Features of short-term operating bank credit


  Each company has its own financial resources. Revenues from sales, financial contributions from owners, interest on deposits are the basic own sources of funds for the company. However, there are a frequent situations when own funds of company are not enough for its operations. Receiving of credit funds is necessary in this case. Today we will talk about the features of bank credits on operational goals of the company.

Let’s start with definitions.

Definition of bank credit.

A bank credit is money provided by the bank to the borrower for a specified period and for specific purposes. The borrower pays the bank interest and other charges on credit.

A short-term (operating) bank credit is a bank credit, which is provided to the borrower for the current business operations. Term of operational credit can not exceed one year.

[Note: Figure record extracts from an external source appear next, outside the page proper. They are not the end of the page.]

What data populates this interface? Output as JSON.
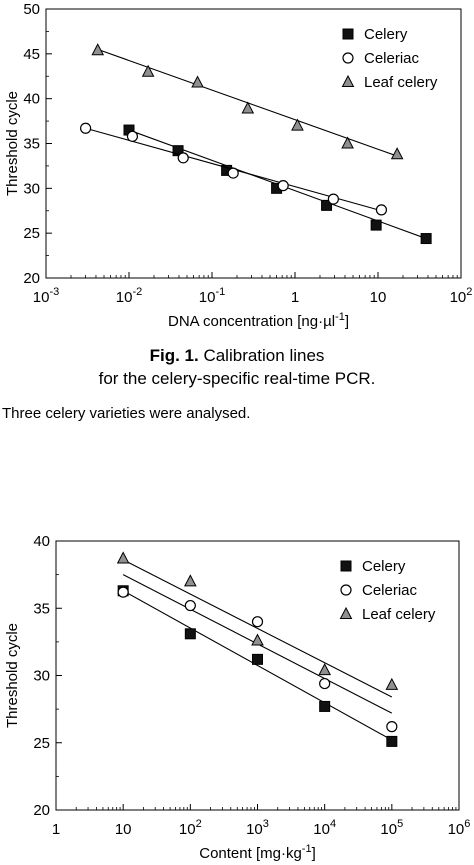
{
  "chart_data": [
    {
      "type": "scatter",
      "xscale": "log",
      "xlabel": "DNA concentration [ng·µl-1]",
      "ylabel": "Threshold cycle",
      "xlim": [
        0.001,
        100
      ],
      "ylim": [
        20,
        50
      ],
      "xtick_labels": [
        {
          "base": "10",
          "exp": "-3"
        },
        {
          "base": "10",
          "exp": "-2"
        },
        {
          "base": "10",
          "exp": "-1"
        },
        {
          "base": "1",
          "exp": ""
        },
        {
          "base": "10",
          "exp": ""
        },
        {
          "base": "10",
          "exp": "2"
        }
      ],
      "ytick_labels": [
        "20",
        "25",
        "30",
        "35",
        "40",
        "45",
        "50"
      ],
      "legend_position": "top-right",
      "series": [
        {
          "name": "Celery",
          "marker": "square",
          "color": "#111111",
          "x": [
            0.01,
            0.039,
            0.15,
            0.6,
            2.4,
            9.5,
            38
          ],
          "y": [
            36.5,
            34.2,
            32.0,
            30.0,
            28.1,
            25.9,
            24.4
          ],
          "fit": [
            [
              0.01,
              36.5
            ],
            [
              38,
              24.4
            ]
          ]
        },
        {
          "name": "Celeriac",
          "marker": "circle",
          "color": "#ffffff",
          "x": [
            0.003,
            0.011,
            0.045,
            0.18,
            0.72,
            2.9,
            11
          ],
          "y": [
            36.7,
            35.8,
            33.4,
            31.7,
            30.3,
            28.8,
            27.6
          ],
          "fit": [
            [
              0.003,
              36.7
            ],
            [
              11,
              27.5
            ]
          ]
        },
        {
          "name": "Leaf celery",
          "marker": "triangle",
          "color": "#909090",
          "x": [
            0.0042,
            0.017,
            0.067,
            0.27,
            1.07,
            4.3,
            17
          ],
          "y": [
            45.4,
            43.0,
            41.8,
            38.9,
            37.0,
            35.0,
            33.8
          ],
          "fit": [
            [
              0.0042,
              45.5
            ],
            [
              17,
              33.6
            ]
          ]
        }
      ]
    },
    {
      "type": "scatter",
      "xscale": "log",
      "xlabel": "Content [mg·kg-1]",
      "ylabel": "Threshold cycle",
      "xlim": [
        1,
        1000000
      ],
      "ylim": [
        20,
        40
      ],
      "xtick_labels": [
        {
          "base": "1",
          "exp": ""
        },
        {
          "base": "10",
          "exp": ""
        },
        {
          "base": "10",
          "exp": "2"
        },
        {
          "base": "10",
          "exp": "3"
        },
        {
          "base": "10",
          "exp": "4"
        },
        {
          "base": "10",
          "exp": "5"
        },
        {
          "base": "10",
          "exp": "6"
        }
      ],
      "ytick_labels": [
        "20",
        "25",
        "30",
        "35",
        "40"
      ],
      "legend_position": "top-right",
      "series": [
        {
          "name": "Celery",
          "marker": "square",
          "color": "#111111",
          "x": [
            10,
            100,
            1000,
            10000,
            100000
          ],
          "y": [
            36.3,
            33.1,
            31.2,
            27.7,
            25.1
          ],
          "fit": [
            [
              10,
              36.3
            ],
            [
              100000,
              25.2
            ]
          ]
        },
        {
          "name": "Celeriac",
          "marker": "circle",
          "color": "#ffffff",
          "x": [
            10,
            100,
            1000,
            10000,
            100000
          ],
          "y": [
            36.2,
            35.2,
            34.0,
            29.4,
            26.2
          ],
          "fit": [
            [
              10,
              37.5
            ],
            [
              100000,
              27.2
            ]
          ]
        },
        {
          "name": "Leaf celery",
          "marker": "triangle",
          "color": "#909090",
          "x": [
            10,
            100,
            1000,
            10000,
            100000
          ],
          "y": [
            38.7,
            37.0,
            32.6,
            30.4,
            29.3
          ],
          "fit": [
            [
              10,
              38.6
            ],
            [
              100000,
              28.4
            ]
          ]
        }
      ]
    }
  ],
  "caption": {
    "label": "Fig. 1.",
    "line1": "Calibration lines",
    "line2": "for the celery-specific real-time PCR."
  },
  "note": "Three celery varieties were analysed."
}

Short-term credit can be used for the purchase of raw materials, spare parts, for payment of services or for other transactions.

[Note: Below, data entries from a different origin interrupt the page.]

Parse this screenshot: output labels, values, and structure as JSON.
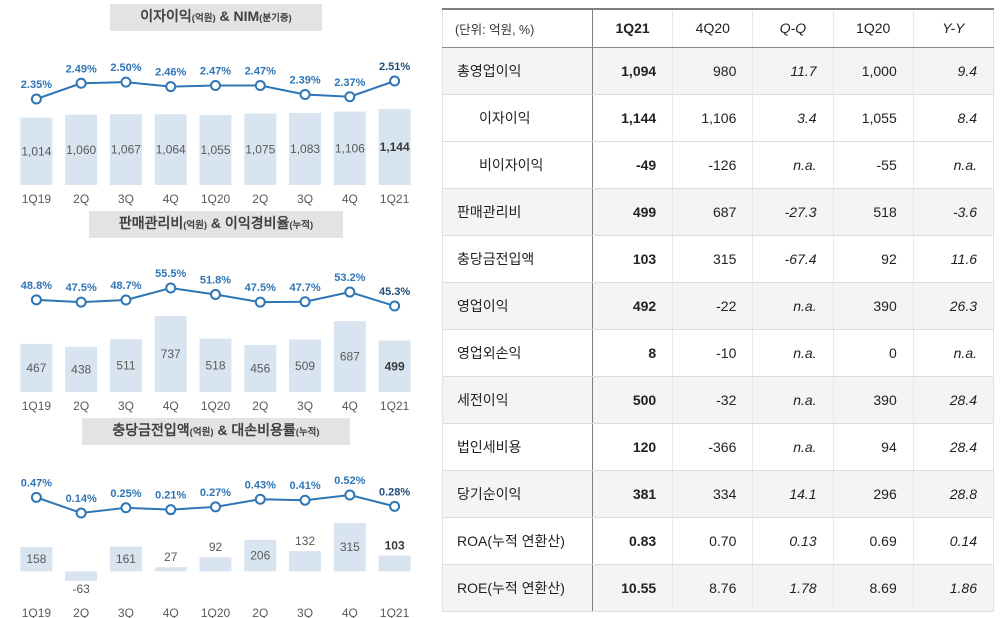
{
  "colors": {
    "bar_fill": "#d9e4f1",
    "line": "#2e75b6",
    "line_label": "#2e75b6",
    "line_label_last": "#1f4e79",
    "bar_label": "#595959",
    "bar_label_last": "#3a3a3a",
    "axis_label": "#595959"
  },
  "chart_data": [
    {
      "type": "bar+line",
      "bar_series": "이자이익",
      "line_series": "NIM",
      "title_segments": [
        {
          "text": "이자이익",
          "small": false
        },
        {
          "text": "(억원)",
          "small": true
        },
        {
          "text": " & NIM",
          "small": false
        },
        {
          "text": "(분기중)",
          "small": true
        }
      ],
      "categories": [
        "1Q19",
        "2Q",
        "3Q",
        "4Q",
        "1Q20",
        "2Q",
        "3Q",
        "4Q",
        "1Q21"
      ],
      "bars": [
        1014,
        1060,
        1067,
        1064,
        1055,
        1075,
        1083,
        1106,
        1144
      ],
      "bar_labels": [
        "1,014",
        "1,060",
        "1,067",
        "1,064",
        "1,055",
        "1,075",
        "1,083",
        "1,106",
        "1,144"
      ],
      "line": [
        2.35,
        2.49,
        2.5,
        2.46,
        2.47,
        2.47,
        2.39,
        2.37,
        2.51
      ],
      "line_labels": [
        "2.35%",
        "2.49%",
        "2.50%",
        "2.46%",
        "2.47%",
        "2.47%",
        "2.39%",
        "2.37%",
        "2.51%"
      ]
    },
    {
      "type": "bar+line",
      "bar_series": "판매관리비",
      "line_series": "이익경비율",
      "title_segments": [
        {
          "text": "판매관리비",
          "small": false
        },
        {
          "text": "(억원)",
          "small": true
        },
        {
          "text": " & 이익경비율",
          "small": false
        },
        {
          "text": "(누적)",
          "small": true
        }
      ],
      "categories": [
        "1Q19",
        "2Q",
        "3Q",
        "4Q",
        "1Q20",
        "2Q",
        "3Q",
        "4Q",
        "1Q21"
      ],
      "bars": [
        467,
        438,
        511,
        737,
        518,
        456,
        509,
        687,
        499
      ],
      "bar_labels": [
        "467",
        "438",
        "511",
        "737",
        "518",
        "456",
        "509",
        "687",
        "499"
      ],
      "line": [
        48.8,
        47.5,
        48.7,
        55.5,
        51.8,
        47.5,
        47.7,
        53.2,
        45.3
      ],
      "line_labels": [
        "48.8%",
        "47.5%",
        "48.7%",
        "55.5%",
        "51.8%",
        "47.5%",
        "47.7%",
        "53.2%",
        "45.3%"
      ]
    },
    {
      "type": "bar+line",
      "bar_series": "충당금전입액",
      "line_series": "대손비용률",
      "title_segments": [
        {
          "text": "충당금전입액",
          "small": false
        },
        {
          "text": "(억원)",
          "small": true
        },
        {
          "text": " & 대손비용률",
          "small": false
        },
        {
          "text": "(누적)",
          "small": true
        }
      ],
      "categories": [
        "1Q19",
        "2Q",
        "3Q",
        "4Q",
        "1Q20",
        "2Q",
        "3Q",
        "4Q",
        "1Q21"
      ],
      "bars": [
        158,
        -63,
        161,
        27,
        92,
        206,
        132,
        315,
        103
      ],
      "bar_labels": [
        "158",
        "-63",
        "161",
        "27",
        "92",
        "206",
        "132",
        "315",
        "103"
      ],
      "line": [
        0.47,
        0.14,
        0.25,
        0.21,
        0.27,
        0.43,
        0.41,
        0.52,
        0.28
      ],
      "line_labels": [
        "0.47%",
        "0.14%",
        "0.25%",
        "0.21%",
        "0.27%",
        "0.43%",
        "0.41%",
        "0.52%",
        "0.28%"
      ]
    }
  ],
  "table": {
    "header": [
      "(단위: 억원, %)",
      "1Q21",
      "4Q20",
      "Q-Q",
      "1Q20",
      "Y-Y"
    ],
    "rows": [
      {
        "label": "총영업이익",
        "indent": false,
        "shaded": true,
        "values": [
          "1,094",
          "980",
          "11.7",
          "1,000",
          "9.4"
        ]
      },
      {
        "label": "이자이익",
        "indent": true,
        "shaded": false,
        "values": [
          "1,144",
          "1,106",
          "3.4",
          "1,055",
          "8.4"
        ]
      },
      {
        "label": "비이자이익",
        "indent": true,
        "shaded": false,
        "values": [
          "-49",
          "-126",
          "n.a.",
          "-55",
          "n.a."
        ]
      },
      {
        "label": "판매관리비",
        "indent": false,
        "shaded": true,
        "values": [
          "499",
          "687",
          "-27.3",
          "518",
          "-3.6"
        ]
      },
      {
        "label": "충당금전입액",
        "indent": false,
        "shaded": false,
        "values": [
          "103",
          "315",
          "-67.4",
          "92",
          "11.6"
        ]
      },
      {
        "label": "영업이익",
        "indent": false,
        "shaded": true,
        "values": [
          "492",
          "-22",
          "n.a.",
          "390",
          "26.3"
        ]
      },
      {
        "label": "영업외손익",
        "indent": false,
        "shaded": false,
        "values": [
          "8",
          "-10",
          "n.a.",
          "0",
          "n.a."
        ]
      },
      {
        "label": "세전이익",
        "indent": false,
        "shaded": true,
        "values": [
          "500",
          "-32",
          "n.a.",
          "390",
          "28.4"
        ]
      },
      {
        "label": "법인세비용",
        "indent": false,
        "shaded": false,
        "values": [
          "120",
          "-366",
          "n.a.",
          "94",
          "28.4"
        ]
      },
      {
        "label": "당기순이익",
        "indent": false,
        "shaded": true,
        "values": [
          "381",
          "334",
          "14.1",
          "296",
          "28.8"
        ]
      },
      {
        "label": "ROA(누적 연환산)",
        "indent": false,
        "shaded": false,
        "values": [
          "0.83",
          "0.70",
          "0.13",
          "0.69",
          "0.14"
        ]
      },
      {
        "label": "ROE(누적 연환산)",
        "indent": false,
        "shaded": true,
        "values": [
          "10.55",
          "8.76",
          "1.78",
          "8.69",
          "1.86"
        ]
      }
    ]
  }
}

Borrower applies to the bank with the appropriate application for such credit.

Procedures for obtaining credit may be slightly different in different banks, but such procedures have much in common.

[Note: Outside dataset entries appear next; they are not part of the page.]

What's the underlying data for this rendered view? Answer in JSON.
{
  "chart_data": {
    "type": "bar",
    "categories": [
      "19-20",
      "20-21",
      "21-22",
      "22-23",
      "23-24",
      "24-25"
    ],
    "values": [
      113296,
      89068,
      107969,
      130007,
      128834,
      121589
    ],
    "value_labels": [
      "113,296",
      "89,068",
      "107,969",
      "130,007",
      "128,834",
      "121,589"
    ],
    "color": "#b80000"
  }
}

The borrower should submit to the bank package of documents, in addition to application.

The indicative list of documents for obtaining of operating credit includes the following documents:

  1. Statute of company;
  2. Registration certificate and licenses;
  3. Balance sheet at the last reporting date and for the last 3 years;
  4. Financial statement for the last reporting period and for the last 3 years;
  5. Information from other banks about open accounts and cash flow on these accounts over the last year;
  6. Information from other banks about the presence of other credits;
  7. Legal documents for property, which will be pledged.

This list is illustrative, because banks can require additional documents.

The bank considers and analyzes the received documents. After that bank concludes credit agreement with the client, if decides to provide a credit.

Operating credit can be given in several forms. The most common bank credit types (forms) are the following:

  • Disposable credit. A bank transfers the full amount of the credit to the borrower’s account or pays borrower’s accounts receivable under such credit.
  • Non revolving line of credit. A bank sets limit of credit line and the borrower can use the credit not immediately, but in parts within the limit. The borrower can not get credit again after its maturity.
  • Revolving credit line. A revolving credit line has the same conditions as not revolving credit line, but the borrower after credit repayment can get it back within the defined limit.
  • Overdraft. An overdraft is a special form of credit. Bank pays the borrower’s payments from his account even if the account has no funds. Negative balance on account is formed as a result of overdraft. Overdraft also has its limit.

Bank credit types

The main tasks of the financial manager in credits management are the following:

  1. To analyze the expediency of obtaining credit;
  2. To determine the required credit amount;
  3. To define the credit terms and sources of revenue for its repayment;
  4. To determine the most effective and economical credit schemes;
  5. To calculate interest amount to be paid on credit. Please note that the borrower can pay additional payments to the bank in the form of single or regular commissions in addition to the interest on the credit.
  6. To include financial expenses on credit into the price calculations.
  7. To control the timeliness of credit and interest repayments. Bank can charge penalties for untimely repayments.

   Operating short-term credits should be involved, if the company has short-term funds deficits. It is expedient to attract long-term credits or financial investments in cases when company has a long-term deficit of funds or plans to implement the investment project.

1 comment
  1. Milton

    Before to plan bank credit receiving it is necessary to plan your revenue and possibility of repayment.